Luke whined again, stuck his nose to the ground. He could smell the blood on the road. He’d gone around in circles at something I couldn’t see. His owner’s blood. Skylar’s scent. I decided to walk him home. He’d had enough, and I needed to clear out while the scene was being processed.
I kept thinking about that school picture, the smiling, brown-eyed girl in a sweater vest. I didn’t want her to be on a hard floor in some dark basement. I didn’t want to think about those bright eyes growing dark and hollow. But the similarities with the other cases were too great to ignore—the MO, the missing battery, the crushed phone, the time of day, the age, race, gender, hair color.
I started down the road. I felt Luke’s tail hitting my leg, heard him panting, felt his pace quickening. He was excited to be going home.
Fast footfalls on the pebbly road caused both Luke and me to turn. Luke growled. “It’s okay, boy,” Meltzer crooned. He held out a hand for Luke to sniff. “It’s just me. Thought I’d walk you. Good idea using the dog, by the way. Gave us a jump on finding that phone case.”

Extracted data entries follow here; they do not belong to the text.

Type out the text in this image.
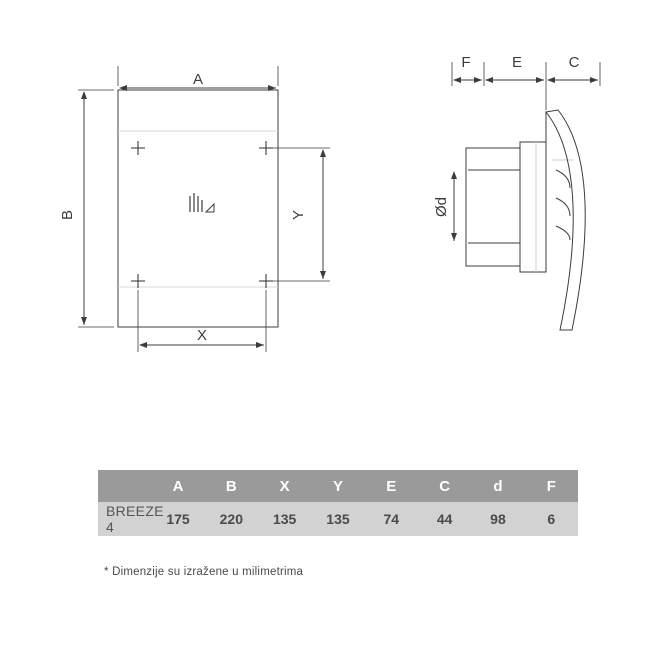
A
B
X
Y	Ød
F	E	C
	A	B	X	Y	E	C	d	F
BREEZE 4	175	220	135	135	74	44	98	6
* Dimenzije su izražene u milimetrima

“He found the blood too. But it was
n’t my idea. Brooks Barbour showed up with Luke.”
“Barbour walked up there?” the sheriff asked.

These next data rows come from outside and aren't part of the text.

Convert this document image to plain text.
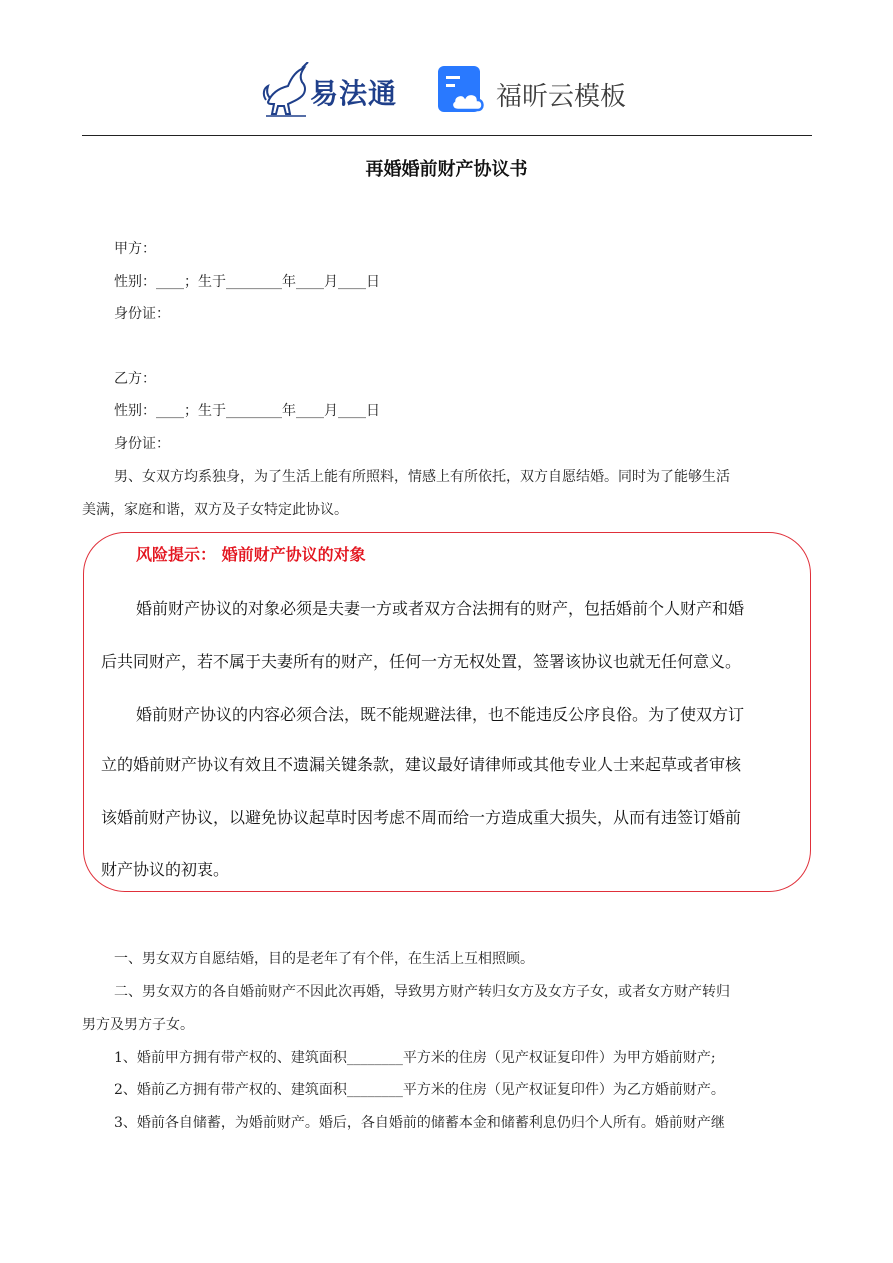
易法通	福昕云模板
再婚婚前财产协议书
甲方：
性别：____；生于________年____月____日
身份证：
乙方：
性别：____；生于________年____月____日
身份证：
男、女双方均系独身，为了生活上能有所照料，情感上有所依托，双方自愿结婚。同时为了能够生活
美满，家庭和谐，双方及子女特定此协议。
风险提示： 婚前财产协议的对象
婚前财产协议的对象必须是夫妻一方或者双方合法拥有的财产，包括婚前个人财产和婚
后共同财产，若不属于夫妻所有的财产，任何一方无权处置，签署该协议也就无任何意义。
婚前财产协议的内容必须合法，既不能规避法律，也不能违反公序良俗。为了使双方订
立的婚前财产协议有效且不遗漏关键条款，建议最好请律师或其他专业人士来起草或者审核
该婚前财产协议，以避免协议起草时因考虑不周而给一方造成重大损失，从而有违签订婚前
财产协议的初衷。
一、男女双方自愿结婚，目的是老年了有个伴，在生活上互相照顾。
二、男女双方的各自婚前财产不因此次再婚，导致男方财产转归女方及女方子女，或者女方财产转归
男方及男方子女。
1、婚前甲方拥有带产权的、建筑面积________平方米的住房（见产权证复印件）为甲方婚前财产;
2、婚前乙方拥有带产权的、建筑面积________平方米的住房（见产权证复印件）为乙方婚前财产。
3、婚前各自储蓄，为婚前财产。婚后，各自婚前的储蓄本金和储蓄利息仍归个人所有。婚前财产继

“Made my antenna go up too,” I said. Luke stayed close to my leg.
“What did he want?”
“Wanted me to know how much he loved his daughter. Said he wanted to help.”
“Interesting.” Meltzer was frowning. “You buy it?”

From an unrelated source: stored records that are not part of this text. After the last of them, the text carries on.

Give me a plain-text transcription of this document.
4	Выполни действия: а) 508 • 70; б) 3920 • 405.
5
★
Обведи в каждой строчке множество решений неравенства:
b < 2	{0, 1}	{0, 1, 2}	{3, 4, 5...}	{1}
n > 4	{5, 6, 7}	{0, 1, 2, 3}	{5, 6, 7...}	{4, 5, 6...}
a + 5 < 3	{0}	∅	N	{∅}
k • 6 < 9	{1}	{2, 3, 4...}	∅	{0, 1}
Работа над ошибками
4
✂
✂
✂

“He confirmed he can’t stand his wife. I believed that part. Jury’s still out on the rest.”
Meltzer’s phone rang. He answered and listened, then said, “Okay, thanks. First thing tomorrow, cross-check all the teachers at Skylar’s school with the school in Silas that Tracy Davidson attended. Run home addresses too. Let’s see if any of them made the move from one area to the other. Start with Daniel Tray, the music teacher. Keye’s going to talk to him tomorrow. I want her to have whatever we can get first.” He disconnected. “Using your investigative strategy, Dr. Street.” I saw his white teeth in the dark and heard the grin in his voice.
“Hence the exorbitant consulting fee,” I reminded him.
“That was Rob,” he said. His deep, fireside voice grew serious again. “It confirmed the serial number is one of three active devices registered to Brooks Barbour’s account. We’ll check the Barbours’ phones but I think there’s little doubt it was Skylar’s.”
We walked for a couple of minutes. I could hear the rustle of his uniform, his breathing, feel his hips lightly bump into me as we walked. And I felt all those dueling emotions too—exhaustion, excitement at new evidence, sadness at what the evidence meant, guilt at my attraction to a small-town sheriff, and astonishment that the physical pull of his body so close to mine was enough to stir me even in the middle of an investigation. Nothing an addict’s brain enjoys more than a little inner chaos. It’s like jet fuel. Those pathways had been carved out years ago, and they opened up wide for just about any emotional roller-coaster ride I wanted to take. But what rose to the top was sorrow. I felt sick over Skylar, worried, bombarded with images of other victims, dozens of other children in dozens of other cases. I didn’t even know this child and I couldn’t bear to think about her suffering. Life isn’t always kind to the most fragile among us. It’s the hardest injustice to contemplate.